RECIPES FROM THE REGIONAL COOKS OF MEXICO by Diana Kennedy
Kirkus Star

RECIPES FROM THE REGIONAL COOKS OF MEXICO

By
Email this review

KIRKUS REVIEW

Diana Kennedy's latest cookbook continues not only her own efforts to educate American cooks to the subtlety and imagination of Mexican cooking (The Cuisines of Mexico, 1972; The Tortilla Book, 1975) but the tradition of regional and historical research associated with such authorities as Josefina Velásquez de LÉon. Kennedy has traveled extensively throughout the provinces of Mexico, seeking out and recording dishes of note from Oaxaca to Chihuahua.

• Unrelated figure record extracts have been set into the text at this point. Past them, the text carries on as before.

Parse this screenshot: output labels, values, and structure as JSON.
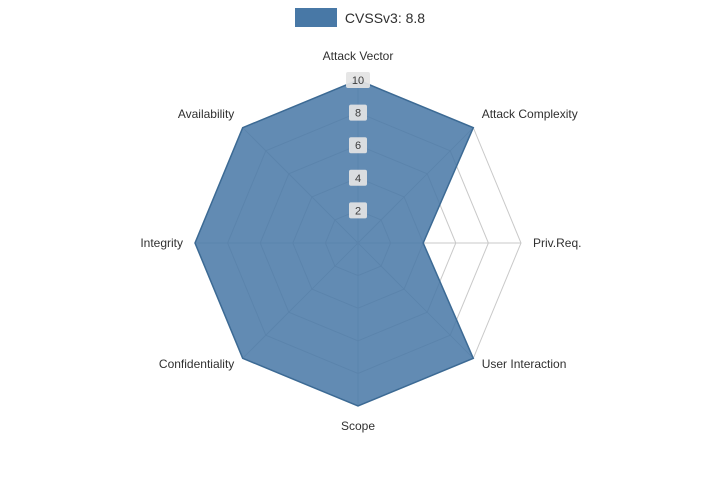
{
  "chart_data": {
    "type": "radar",
    "title": "",
    "legend": {
      "label": "CVSSv3: 8.8",
      "color": "#4878a6"
    },
    "categories": [
      "Attack Vector",
      "Attack Complexity",
      "Priv.Req.",
      "User Interaction",
      "Scope",
      "Confidentiality",
      "Integrity",
      "Availability"
    ],
    "values": [
      10,
      10,
      4,
      10,
      10,
      10,
      10,
      10
    ],
    "ticks": [
      2,
      4,
      6,
      8,
      10
    ],
    "rlim": [
      0,
      10
    ],
    "grid": "on",
    "legend_position": "top-center",
    "fill_color": "#4878a6",
    "line_color": "#3c6a94",
    "grid_color": "#c9c9c9",
    "tick_bg_color": "#e4e4e4"
  }
}
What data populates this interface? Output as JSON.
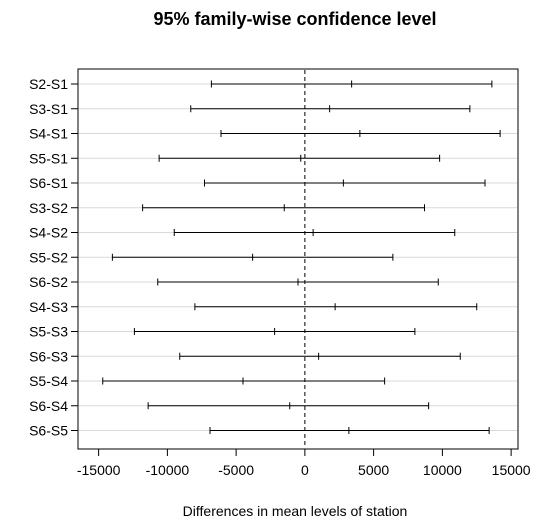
{
  "chart_data": {
    "type": "interval",
    "title": "95% family-wise confidence level",
    "xlabel": "Differences in mean levels of station",
    "ylabel": "",
    "xlim": [
      -16500,
      15500
    ],
    "xticks": [
      -15000,
      -10000,
      -5000,
      0,
      5000,
      10000,
      15000
    ],
    "xtick_labels": [
      "-15000",
      "-10000",
      "-5000",
      "0",
      "5000",
      "10000",
      "15000"
    ],
    "reference_line": 0,
    "grid": true,
    "comparisons": [
      {
        "label": "S2-S1",
        "lwr": -6800,
        "diff": 3400,
        "upr": 13600
      },
      {
        "label": "S3-S1",
        "lwr": -8300,
        "diff": 1800,
        "upr": 12000
      },
      {
        "label": "S4-S1",
        "lwr": -6100,
        "diff": 4000,
        "upr": 14200
      },
      {
        "label": "S5-S1",
        "lwr": -10600,
        "diff": -300,
        "upr": 9800
      },
      {
        "label": "S6-S1",
        "lwr": -7300,
        "diff": 2800,
        "upr": 13100
      },
      {
        "label": "S3-S2",
        "lwr": -11800,
        "diff": -1500,
        "upr": 8700
      },
      {
        "label": "S4-S2",
        "lwr": -9500,
        "diff": 600,
        "upr": 10900
      },
      {
        "label": "S5-S2",
        "lwr": -14000,
        "diff": -3800,
        "upr": 6400
      },
      {
        "label": "S6-S2",
        "lwr": -10700,
        "diff": -500,
        "upr": 9700
      },
      {
        "label": "S4-S3",
        "lwr": -8000,
        "diff": 2200,
        "upr": 12500
      },
      {
        "label": "S5-S3",
        "lwr": -12400,
        "diff": -2200,
        "upr": 8000
      },
      {
        "label": "S6-S3",
        "lwr": -9100,
        "diff": 1000,
        "upr": 11300
      },
      {
        "label": "S5-S4",
        "lwr": -14700,
        "diff": -4500,
        "upr": 5800
      },
      {
        "label": "S6-S4",
        "lwr": -11400,
        "diff": -1100,
        "upr": 9000
      },
      {
        "label": "S6-S5",
        "lwr": -6900,
        "diff": 3200,
        "upr": 13400
      }
    ]
  }
}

Some are regional classics or general archetypes on which many variations can be performed. Others are either the creations or the highly individual adaptations of the gifted cooks whom Kennedy encountered. Here is a whole new wrinkle added to the dilemma of which Kennedy book to buy first. There is remarkably little duplication of previous recipes (though the material on equipment and ingredients pretty well parallels that in the two earlier books). One is tempted to run on forever listing the beauties of this collection, from such delicate and understated dishes as plain leek soup and baked chicken with almond sauce to a simple but fascinating fish-roe appetizer, a fish and shrimp sausage from Veracruz, and an Oaxacan ""barbacoa"" of lamb or mutton encased in a tamal dough and oven-steamed with sprays of fragrant avocado leaves. These treasures are interspersed with lively reminiscences and painstaking descriptions of Kennedy's labors of love--notably an impromptu apprenticeship in a Mexico City bakery. In an epoch of gastronomic hype, there are precious (very precious) few people telling us that ""perhaps presumptuously, I should like to think of my books as contributing toward the recording and preservation of an important aspect of Mexican life and culture."" Every cuisine should have a Diana Kennedy.